The second phase of the project will replace water mains from Clark Street to East Street. Progress on that phase was not detailed in the discussion. The third phase will install new water mains from East Street to Palmer Meadow Road.
The projected cost for phase one will total $604,000. The Water Department was previously budgeted $180,000 for other related work and calculated $424,000 in further grant money. Walunas was hoping to retain $265,000 the department collected through water use and other revenue, but the ARPA money alone isn’t sufficient. Spending those water department proceeds will still leave $159,000 in additional funding necessary for the first phase. That figure appealed to board members, who see the ARPA monies as offering an extraordinary opportunity.
“This is a pretty amazing position to be in, to be given $1.8 million without having to go to Town Meeting,” Board member Maureen Groden commented. $1.8 million was the entire amount received by the town from the coronavirus pandemic era program.
Groden wasn’t certain a water project would get funding at Town Meeting.

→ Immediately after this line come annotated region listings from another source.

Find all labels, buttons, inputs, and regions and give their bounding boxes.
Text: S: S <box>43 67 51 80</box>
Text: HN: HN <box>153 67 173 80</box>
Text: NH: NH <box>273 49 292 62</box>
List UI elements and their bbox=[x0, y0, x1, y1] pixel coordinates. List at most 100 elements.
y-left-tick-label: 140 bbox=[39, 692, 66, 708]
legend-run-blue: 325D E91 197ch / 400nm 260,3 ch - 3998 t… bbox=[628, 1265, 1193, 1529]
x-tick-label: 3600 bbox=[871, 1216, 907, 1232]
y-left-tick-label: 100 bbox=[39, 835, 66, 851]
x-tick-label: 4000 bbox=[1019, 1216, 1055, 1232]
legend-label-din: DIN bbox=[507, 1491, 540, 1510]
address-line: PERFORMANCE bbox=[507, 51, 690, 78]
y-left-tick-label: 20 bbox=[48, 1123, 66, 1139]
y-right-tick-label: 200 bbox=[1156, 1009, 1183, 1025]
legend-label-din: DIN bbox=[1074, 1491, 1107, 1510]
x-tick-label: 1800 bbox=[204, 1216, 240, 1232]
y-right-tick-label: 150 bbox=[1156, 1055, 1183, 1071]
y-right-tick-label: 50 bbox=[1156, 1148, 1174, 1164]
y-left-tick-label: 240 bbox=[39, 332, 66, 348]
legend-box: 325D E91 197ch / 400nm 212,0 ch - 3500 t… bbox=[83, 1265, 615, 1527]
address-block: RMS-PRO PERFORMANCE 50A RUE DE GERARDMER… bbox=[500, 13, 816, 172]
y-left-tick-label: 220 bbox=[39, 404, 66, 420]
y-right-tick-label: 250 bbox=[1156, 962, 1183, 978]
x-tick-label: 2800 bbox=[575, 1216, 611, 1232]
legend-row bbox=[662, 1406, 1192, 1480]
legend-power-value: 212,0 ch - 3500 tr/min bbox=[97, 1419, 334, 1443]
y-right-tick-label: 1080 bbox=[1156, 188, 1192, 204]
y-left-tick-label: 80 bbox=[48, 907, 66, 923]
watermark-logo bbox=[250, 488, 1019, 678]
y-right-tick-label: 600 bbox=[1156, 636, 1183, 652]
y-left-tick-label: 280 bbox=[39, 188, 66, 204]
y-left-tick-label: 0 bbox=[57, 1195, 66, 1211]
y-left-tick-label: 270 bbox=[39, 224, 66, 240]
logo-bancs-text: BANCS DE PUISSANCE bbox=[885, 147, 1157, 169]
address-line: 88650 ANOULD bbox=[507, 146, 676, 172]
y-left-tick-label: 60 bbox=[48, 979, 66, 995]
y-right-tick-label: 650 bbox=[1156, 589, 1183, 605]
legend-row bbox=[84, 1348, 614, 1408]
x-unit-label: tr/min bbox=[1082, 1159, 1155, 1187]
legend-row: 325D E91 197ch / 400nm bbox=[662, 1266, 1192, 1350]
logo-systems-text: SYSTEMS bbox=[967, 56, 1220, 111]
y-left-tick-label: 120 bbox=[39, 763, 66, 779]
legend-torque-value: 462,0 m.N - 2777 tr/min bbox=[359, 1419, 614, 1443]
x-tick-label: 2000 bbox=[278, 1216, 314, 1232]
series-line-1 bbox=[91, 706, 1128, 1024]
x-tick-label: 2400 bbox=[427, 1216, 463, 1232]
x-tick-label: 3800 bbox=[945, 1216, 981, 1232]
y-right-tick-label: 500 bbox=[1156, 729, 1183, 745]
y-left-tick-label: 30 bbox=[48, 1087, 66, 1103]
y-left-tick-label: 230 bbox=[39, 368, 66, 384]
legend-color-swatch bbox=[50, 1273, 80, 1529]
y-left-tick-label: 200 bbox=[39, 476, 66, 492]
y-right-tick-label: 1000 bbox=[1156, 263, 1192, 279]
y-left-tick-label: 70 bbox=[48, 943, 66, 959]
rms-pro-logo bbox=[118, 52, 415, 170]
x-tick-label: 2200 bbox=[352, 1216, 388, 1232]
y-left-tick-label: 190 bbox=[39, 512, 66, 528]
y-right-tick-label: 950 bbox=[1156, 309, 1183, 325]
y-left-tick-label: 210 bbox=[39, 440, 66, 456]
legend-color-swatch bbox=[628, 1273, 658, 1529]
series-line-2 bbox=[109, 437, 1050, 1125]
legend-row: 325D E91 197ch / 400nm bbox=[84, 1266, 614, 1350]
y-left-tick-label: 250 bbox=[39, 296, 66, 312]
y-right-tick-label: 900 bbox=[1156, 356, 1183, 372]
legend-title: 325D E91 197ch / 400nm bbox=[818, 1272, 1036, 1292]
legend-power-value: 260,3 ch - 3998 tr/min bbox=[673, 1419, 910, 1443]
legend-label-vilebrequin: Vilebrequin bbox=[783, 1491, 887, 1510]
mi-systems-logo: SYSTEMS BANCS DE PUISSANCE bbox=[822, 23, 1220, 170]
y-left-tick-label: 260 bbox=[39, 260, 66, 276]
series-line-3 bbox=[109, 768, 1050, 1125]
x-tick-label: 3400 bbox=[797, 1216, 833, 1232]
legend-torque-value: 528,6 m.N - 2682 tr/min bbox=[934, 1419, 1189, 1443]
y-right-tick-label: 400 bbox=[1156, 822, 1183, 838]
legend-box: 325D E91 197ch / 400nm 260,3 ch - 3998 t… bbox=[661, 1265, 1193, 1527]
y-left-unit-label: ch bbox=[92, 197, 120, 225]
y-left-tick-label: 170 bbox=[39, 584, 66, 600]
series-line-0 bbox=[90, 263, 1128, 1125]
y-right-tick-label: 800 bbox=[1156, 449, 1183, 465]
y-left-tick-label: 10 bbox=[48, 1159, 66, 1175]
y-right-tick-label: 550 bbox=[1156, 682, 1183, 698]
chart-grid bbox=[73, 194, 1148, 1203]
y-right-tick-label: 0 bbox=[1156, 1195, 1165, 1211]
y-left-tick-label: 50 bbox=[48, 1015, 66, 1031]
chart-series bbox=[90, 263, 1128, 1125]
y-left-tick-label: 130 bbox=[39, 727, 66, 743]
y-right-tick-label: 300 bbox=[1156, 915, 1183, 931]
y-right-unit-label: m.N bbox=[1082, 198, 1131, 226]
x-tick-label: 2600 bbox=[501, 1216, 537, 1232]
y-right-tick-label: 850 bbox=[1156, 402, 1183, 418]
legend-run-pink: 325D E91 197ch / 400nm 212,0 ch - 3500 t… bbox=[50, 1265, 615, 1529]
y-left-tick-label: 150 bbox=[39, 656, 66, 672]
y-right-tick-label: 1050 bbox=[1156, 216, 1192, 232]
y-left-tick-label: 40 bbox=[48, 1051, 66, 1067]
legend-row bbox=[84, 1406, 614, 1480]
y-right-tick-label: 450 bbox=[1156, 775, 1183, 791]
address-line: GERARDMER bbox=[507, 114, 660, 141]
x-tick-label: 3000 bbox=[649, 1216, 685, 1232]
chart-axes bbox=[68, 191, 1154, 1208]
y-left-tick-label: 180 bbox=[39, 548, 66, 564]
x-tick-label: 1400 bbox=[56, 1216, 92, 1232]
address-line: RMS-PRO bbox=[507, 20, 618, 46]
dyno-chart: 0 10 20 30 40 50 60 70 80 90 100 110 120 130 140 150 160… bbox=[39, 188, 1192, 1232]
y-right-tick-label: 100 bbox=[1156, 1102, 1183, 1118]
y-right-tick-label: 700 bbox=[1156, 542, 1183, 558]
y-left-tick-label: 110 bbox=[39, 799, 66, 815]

Water Commissioner Joe Slattery, however, offered a reassuring description of the well field.
“The well is about 140 [feet] deep and there’s about 120 feet [there] of the best clay you ever saw for making bricks,” Slattery said. “You could dump a truckload of home heating oil on top of that well, sealed right in that well area, and it would never get to” the water.
Walunas told the board the typical winter water usage is 260,000 gallons daily, with average townwide use at 360,000 gallons, or about 50 gallons per person per day. The department receives $88,000 electricity bills, but is running the pump less than in prior decades after the town installed a pumping station to import water from Easthampton.
“We were trying to pump 900,000 gallons out of that well” per day, Walunas said. “We can bring it in anytime now, and it makes it a much more flexible system.”
The system includes a 700,000 gallon storage tank, to be drawn from during peaks in demand. About 4,800 people drink public water. Between 75 and 80 percent of residents use it, with 80 percent using the minimum and about 20 percent using more to refresh lawns and fill swimming pools.
Fowles asked if water limits will constrict future expansion of the town. The commissioners couldn’t say. They pointed to other options for importing water. A connection exists with Northampton. Holyoke may be another seller, though tapping those sources will probably not be necessary any time soon.
Easthampton has plenty of excess water capacity.
“I think we bought 12 million gallons,” Walunas said. “It’s going to take us four or five years to see what the average is going to be.”
Groden recalled an item on a recent Town Meeting warrant to pay a $22,000 water bill and bemoaned the expense. Walunas earlier described how the water rate was based on water costs and just enough more to keep the system running. As he admitted, buying water does not help pay for Southampton’s overhead.
“We can pay for it,” Walunas said, referring to Easthampton water, “but we don’t gain any money off of it to pay for system improvements. Our rates are set up so that we slowly gain money, so that we can borrow money to improve the system. When we buy water from them it’s not happening. It’s just running through the system. We’re getting enough money to pay for it, but we’re not making anything off of it. I don’t want to say profit, but it’s basically profit that takes care of the system.”
Walunas said 91 percent of residential water use comes from the town’s well, with 9 percent from Easthampton.